This case should not only be dismissed, the lawyers who brought it should be fined and disbarred
/- A two-bit Chicago class action law firm named "McGuire Law" has filed suit against Home Depot and Menard's, a mid-western lumber chain, claiming that the construction lumber sold by the companies doesn't actually measure up to its nominal size. Sanction them, disbar them, then hang 'em high.
- The retailers say the allegations are bogus. It is common knowledge and longstanding industry practice, they say, that names such as two-by-four or four-by-four do not describe the width and thickness of those pieces of lumber.
Rather, the retailers say, those are “nominal” designations accepted in government-approved industry standards, which also specify actual minimum dimensions — 1½ inches by 3½ inches for a two-by-four, for example, and 3½ inches by 3½ inches for a four-by-four.

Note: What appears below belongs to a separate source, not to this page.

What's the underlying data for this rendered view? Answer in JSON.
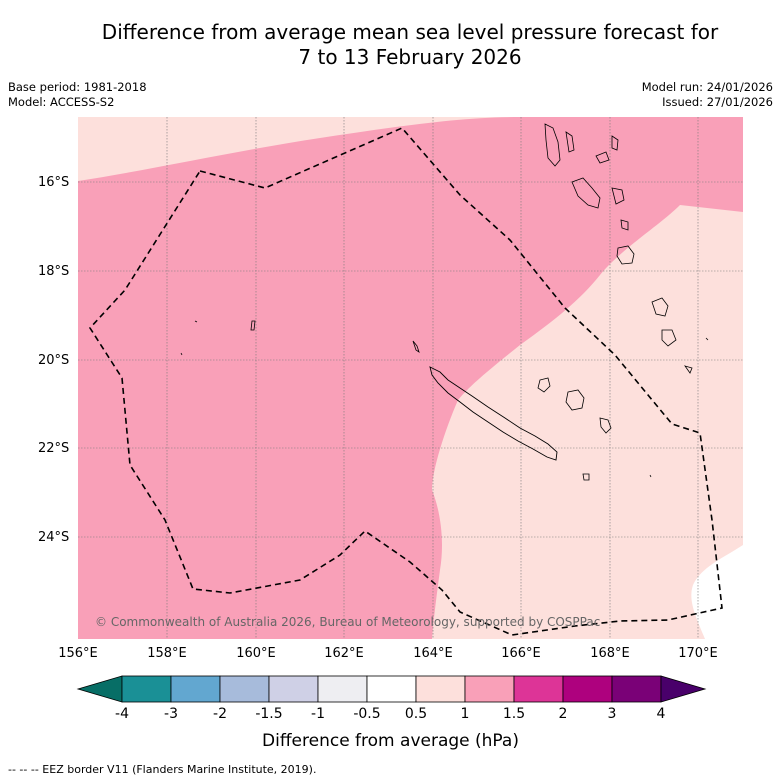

“Anybody who’s in the trades or construction knows that,” said Tim Stich, a carpentry instructor at Milwaukee Area Technical College.
True enough, said Yevgeniy Turin of McGuire Law, the firm that represents the plaintiffs in both cases. [But] “It’s difficult to say that for a reasonable consumer, when they walk into a store and they see a label that says four-by-four, that that’s simply — quote unquote — a trade name,” Turin said in an interview.
Turin said his clients don’t argue that the retailers’ four-by-fours (and, in the Menards’ case, a one-by-six board as well) are not the correct size under the standards published by the U.S. Department of Commerce. The product labels, however, should disclose that those are “nominal” designations and not actual sizes, Turin said.
Some Menards customers aren’t buying it.
“They haven’t measured four inches by four inches since the ‘50s,” said Scott Sunila after loading purchases into his pickup.
“My God, that’s crazy,” the 60-year-old bulldozer operator said of the lawsuits. “Let me on the jury. They ain’t winning. And they’re gonna pay me extra for my time.”
Construction wood (as opposed to wood-working material) hasn't measured the size it was when cut since lumber companies began kiln-drying wood back, what, 100 years ago? Anyone who doesn't know that has no business trying to build something in the first place, even a lawyer named, as in this case, Yevgeny Turin.
Lawyers are required by the ethical rules that govern the profession to sign pleadings in good faith. Even assuming that Yevgeny, who's a mere associate and thus only partly responsible for this shakedown, and his idiot partner bosses, who are fully responsible, are city boys who don't know one end of a hammer from the other, they're still under an obligation to investigate the subject, both to competently represent their clients and to avoid filing a false claim. Had they merely Googled the question "is a 2x4 really 2 by 4 inches?" they'd have been lead to scores, even hundreds of answers, all answering in the negative, and all explaining why, like this one.
Green wood is indeed 2" x 4" when cut, but you don't want to use green wood: it warps, shrinks and oozes sap, all of which will ruin what you build. Before kiln drying began, green wood was air dried for months, even years, and that slow aging did leave the lumber pretty close to its original dimensions—measure the wood in a 1800 house or barn for instance—but when kiln drying was introduced to speed up the process, long, long ago, the faster process shrunk the wood. Seriously: everyone who uses construction wood knows, or should know this, and the lawyers involved here must know it too—they filed the suit to shake down Home Depot, in the hope that they could collect a massive fee as nuisance value, and yield their supposed clients nothing.
How did these cases materialize? Here's how.
As Turin described it, all three men in the lawsuits wanted the lumber for home-improvement projects, got home and measured the pieces, felt they had been deceived and then turned to the law firm.
Asked whether it was coincidence that three different men found the same sort of issue with lumber first at Menards and then at Home Depot, and then all decided to go to McGuire Law, Turin said he couldn’t comment.
I'd suggest hanging them, but that's probably too harsh. Disbarment, however, is not.